Eine mögliche Norderweiterung in Richtung Übach-Palenberg wurde in einer Machbarkeitsstudie als technisch, betrieblich und wirtschaftlich sinnvoll bestätigt.
Die Umsetzung einer solchen Verlängerung oder anderer Erweiterungen ist jedoch erst nach Realisierung der Strecke Aachen – Baesweiler realisierbar.
Fragen und Antworten zum Bau
Welche Beeinträchtigungen sind mit dem Bau der Regiotram zu erwarten?
Welche Beeinträchtigungen sind mit dem Bau der Regiotram zu erwarten?
Während der Bauzeit kann es zeitlich begrenzt zu Verkehrseinschränkungen, Umleitungen, Baulärm, Erschütterungen sowie zu eingeschränkter Erreichbarkeit von Anliegergrundstücken und Geschäften kommen. Zudem können Parkplätze vorübergehend entfallen. Die Arbeiten erfolgen abschnittsweise, um Beeinträchtigungen möglichst gering zu halten.
Wie werden Anwohnerinnen und Anwohner geschützt?
Wie werden Anwohnerinnen und Anwohner geschützt?
Der Schutz der Anwohnerinnen und Anwohner hat hohe Priorität. Bereits in der Planung werden Lärm‑, Erschütterungs‑ und Umweltbelastungen untersucht und durch geeignete Maßnahmen minimiert. Dazu gehören unter anderem lärmarme Bauverfahren, Schwingungsschutz im Gleisbau, geregelte Bauzeiten sowie ein kontinuierliches Monitoring während der Bauphase. Zudem werden die gesetzlichen Vorgaben zum Immissions‑ und Umweltschutz verbindlich eingehalten.

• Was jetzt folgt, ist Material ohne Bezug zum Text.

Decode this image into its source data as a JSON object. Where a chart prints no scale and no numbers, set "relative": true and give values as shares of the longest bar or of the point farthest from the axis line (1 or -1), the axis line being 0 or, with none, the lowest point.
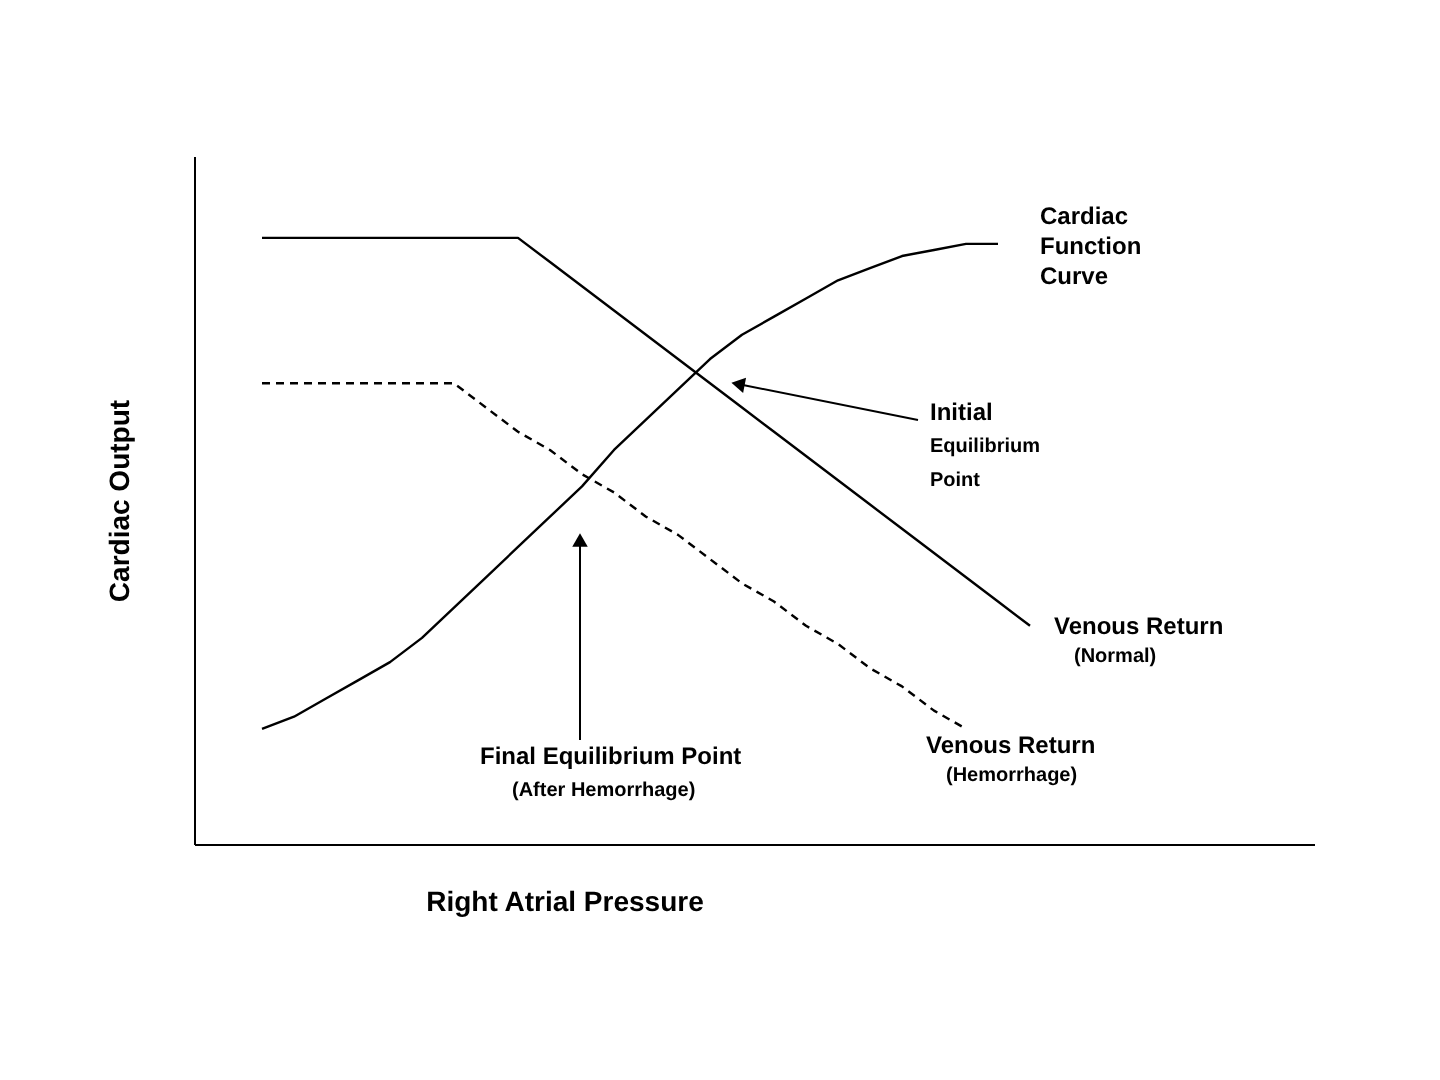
{
  "chart_data": {
    "type": "line",
    "relative": true,
    "grid": false,
    "tick_labels": false,
    "xlabel": "Right Atrial Pressure",
    "ylabel": "Cardiac Output",
    "categories": [
      null,
      null,
      null,
      null,
      null,
      null,
      null,
      null,
      null,
      null,
      null,
      null,
      null,
      null,
      null,
      null,
      null,
      null,
      null,
      null,
      null,
      null,
      null,
      null,
      null
    ],
    "series": [
      {
        "name": "Cardiac Function Curve",
        "color": "#000000",
        "line_style": "solid",
        "values": [
          0.19,
          0.21,
          0.24,
          0.27,
          0.3,
          0.34,
          0.39,
          0.44,
          0.49,
          0.54,
          0.59,
          0.65,
          0.7,
          0.75,
          0.8,
          0.84,
          0.87,
          0.9,
          0.93,
          0.95,
          0.97,
          0.98,
          0.99,
          0.99,
          null
        ]
      },
      {
        "name": "Venous Return (Normal)",
        "color": "#000000",
        "line_style": "solid",
        "values": [
          1.0,
          1.0,
          1.0,
          1.0,
          1.0,
          1.0,
          1.0,
          1.0,
          1.0,
          0.96,
          0.92,
          0.88,
          0.84,
          0.8,
          0.76,
          0.72,
          0.68,
          0.64,
          0.6,
          0.56,
          0.52,
          0.48,
          0.44,
          0.4,
          0.36
        ]
      },
      {
        "name": "Venous Return (Hemorrhage)",
        "color": "#000000",
        "line_style": "dashed",
        "values": [
          0.76,
          0.76,
          0.76,
          0.76,
          0.76,
          0.76,
          0.76,
          0.72,
          0.68,
          0.65,
          0.61,
          0.58,
          0.54,
          0.51,
          0.47,
          0.43,
          0.4,
          0.36,
          0.33,
          0.29,
          0.26,
          0.22,
          0.19,
          null,
          null
        ]
      }
    ],
    "annotations": [
      "Initial Equilibrium Point",
      "Final Equilibrium Point (After Hemorrhage)"
    ]
  }
}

Wie wird der Schutz gegen Schall und Erschütterungen gewährleistet?
Wie wird der Schutz gegen Schall und Erschütterungen gewährleistet?
Die Auswirkungen von Schwingungen werden im Rahmen der Entwurfsplanung untersucht. Abhängig von den Ergebnissen und der Empfindlichkeit der angrenzenden Bebauung können die Gleise bei Bedarf mit schwingungsreduzierenden Systemen (Masse‑Feder‑Systemen) ausgestattet werden. In der Regel ist dies jedoch nicht erforderlich.
Während der Bauphase werden mögliche Bodenschwingungen kontinuierlich überwacht, um bei Bedarf schnell reagieren zu können.